Yammer is good business for Microsoft, and the software giant is showing no signs of resting on its laurels.
On the one-year anniversary of the blockbuster Yammer acquisition announcement, Microsoft offered a peek at what the next six to eight months have in store for the enterprise social network. But first, the company took a look back at the impact Yammer has had on both the company’s business portfolio and its bottom line.
“In just 12 months, we have made tremendous progress in accelerating the adoption of enterprise social, driving innovation within the Yammer service and beginning to integrate with Office 365,” David Sacks, Yammer vice president, wrote in a blog post. He added that over the past year, Yammer experienced a 200 percent year-over-year increase in paid networks, and user activity has doubled.
“Users have grown by 55 percent to approximately 8 million registered seats,” added Sacks. “This level of adoption is particularly impressive for a service that is just 5 years old,” he argued. On Feb. 20, he reported that the platform had surpassed the 7 million user mark in 2012.

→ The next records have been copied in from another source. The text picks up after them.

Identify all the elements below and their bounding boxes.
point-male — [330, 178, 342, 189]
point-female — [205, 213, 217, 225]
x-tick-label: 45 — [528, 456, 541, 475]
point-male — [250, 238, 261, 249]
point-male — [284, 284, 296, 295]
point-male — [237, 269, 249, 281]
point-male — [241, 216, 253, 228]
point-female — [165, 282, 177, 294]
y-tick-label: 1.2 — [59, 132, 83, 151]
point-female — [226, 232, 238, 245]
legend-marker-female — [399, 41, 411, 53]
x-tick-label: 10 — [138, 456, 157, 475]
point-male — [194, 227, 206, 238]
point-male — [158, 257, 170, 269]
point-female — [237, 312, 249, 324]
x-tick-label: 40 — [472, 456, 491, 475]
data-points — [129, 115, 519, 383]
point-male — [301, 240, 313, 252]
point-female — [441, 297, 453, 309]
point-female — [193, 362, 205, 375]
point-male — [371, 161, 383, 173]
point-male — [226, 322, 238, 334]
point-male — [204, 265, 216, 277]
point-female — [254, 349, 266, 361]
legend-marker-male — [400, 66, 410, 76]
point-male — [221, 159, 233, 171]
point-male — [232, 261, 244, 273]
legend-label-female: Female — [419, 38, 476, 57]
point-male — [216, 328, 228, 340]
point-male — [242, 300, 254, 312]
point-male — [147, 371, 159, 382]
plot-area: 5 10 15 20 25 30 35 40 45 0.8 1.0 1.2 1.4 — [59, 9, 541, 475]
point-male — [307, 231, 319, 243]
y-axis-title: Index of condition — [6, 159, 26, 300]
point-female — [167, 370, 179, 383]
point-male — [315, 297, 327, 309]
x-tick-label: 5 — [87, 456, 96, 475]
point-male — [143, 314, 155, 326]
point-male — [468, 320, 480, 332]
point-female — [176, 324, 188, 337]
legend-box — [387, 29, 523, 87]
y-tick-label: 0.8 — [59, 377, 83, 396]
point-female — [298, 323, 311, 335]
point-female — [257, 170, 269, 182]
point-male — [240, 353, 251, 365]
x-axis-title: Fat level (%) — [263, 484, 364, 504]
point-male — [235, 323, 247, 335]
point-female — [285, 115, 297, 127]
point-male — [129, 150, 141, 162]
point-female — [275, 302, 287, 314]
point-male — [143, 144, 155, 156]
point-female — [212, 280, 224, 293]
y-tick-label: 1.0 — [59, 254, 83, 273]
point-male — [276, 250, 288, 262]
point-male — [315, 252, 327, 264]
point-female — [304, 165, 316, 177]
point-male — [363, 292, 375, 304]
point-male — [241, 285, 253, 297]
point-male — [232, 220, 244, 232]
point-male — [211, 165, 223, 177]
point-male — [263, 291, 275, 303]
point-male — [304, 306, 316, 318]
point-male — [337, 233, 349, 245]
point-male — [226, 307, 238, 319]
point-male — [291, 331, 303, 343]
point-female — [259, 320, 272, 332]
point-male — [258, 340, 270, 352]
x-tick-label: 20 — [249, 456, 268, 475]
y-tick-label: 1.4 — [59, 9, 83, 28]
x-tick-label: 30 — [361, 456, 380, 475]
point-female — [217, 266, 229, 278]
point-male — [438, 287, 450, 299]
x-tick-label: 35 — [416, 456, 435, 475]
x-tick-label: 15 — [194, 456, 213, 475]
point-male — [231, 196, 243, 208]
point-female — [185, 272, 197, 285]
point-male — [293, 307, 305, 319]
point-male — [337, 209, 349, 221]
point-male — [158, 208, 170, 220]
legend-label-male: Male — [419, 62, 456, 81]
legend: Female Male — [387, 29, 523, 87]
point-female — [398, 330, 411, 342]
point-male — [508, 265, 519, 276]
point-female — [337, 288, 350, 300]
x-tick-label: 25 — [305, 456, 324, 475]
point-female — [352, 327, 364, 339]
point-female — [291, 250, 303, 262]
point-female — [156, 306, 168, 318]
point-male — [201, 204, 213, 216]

Microsoft has also been hard at work on growing the Yammer partner ecosystem. “The number of partners in Yammer’s App Directory has nearly doubled since its launch in October 2012, and the number of developers building on Yammer has increased more than 70 percent, the company reported.
Among the newest partners is Klout, the online and social influence ranking tool. Microsoft took the opportunity to announce that newly launched Klout integration features allow Yammer users to post their Klout scores on their profiles and enables administrators to roll out internal Klout scores.
Referencing several of the features that the company previewed during its Yammer on Tour event on April 8 in New York City, Sacks said that Yammer and Office 365 development teams have a synergistic relationship. “The teams have continued to deliver rapid innovation within Yammer, including real-time message translation leveraging Microsoft Translator; enhancements to Inbox, Online Now and platform upgrades; and continued cross-platform mobile development on Windows, iOS and Android,” he wrote.
Expect more in the coming months.
Jared Spataro, senior director for Microsoft Office, laid out what the next several months have in store for Yammer. SharePoint search integration will allow Microsoft’s collaboration platform to search Yammer conversations, which will set “the stage for deeper, more powerful apps that combine social and search,” he said in a June 25 blog post.
Also on tap are new Yammer app group settings that will allow customers to make Yammer feeds the default feed for all SharePoint sites. Yammer is being redesigned and will feature improved directed and multi-group messaging.
The teams are focused on email interoperability, mobile apps and regional localizations, indicated Spataro. Yammer will also grow more accommodating of outsiders, he hinted. Noting that “today you have to create an external network to collaborate with people outside your domain,” he said that his team is “improving the messaging infrastructure so that you can easily include external parties in Yammer conversations.”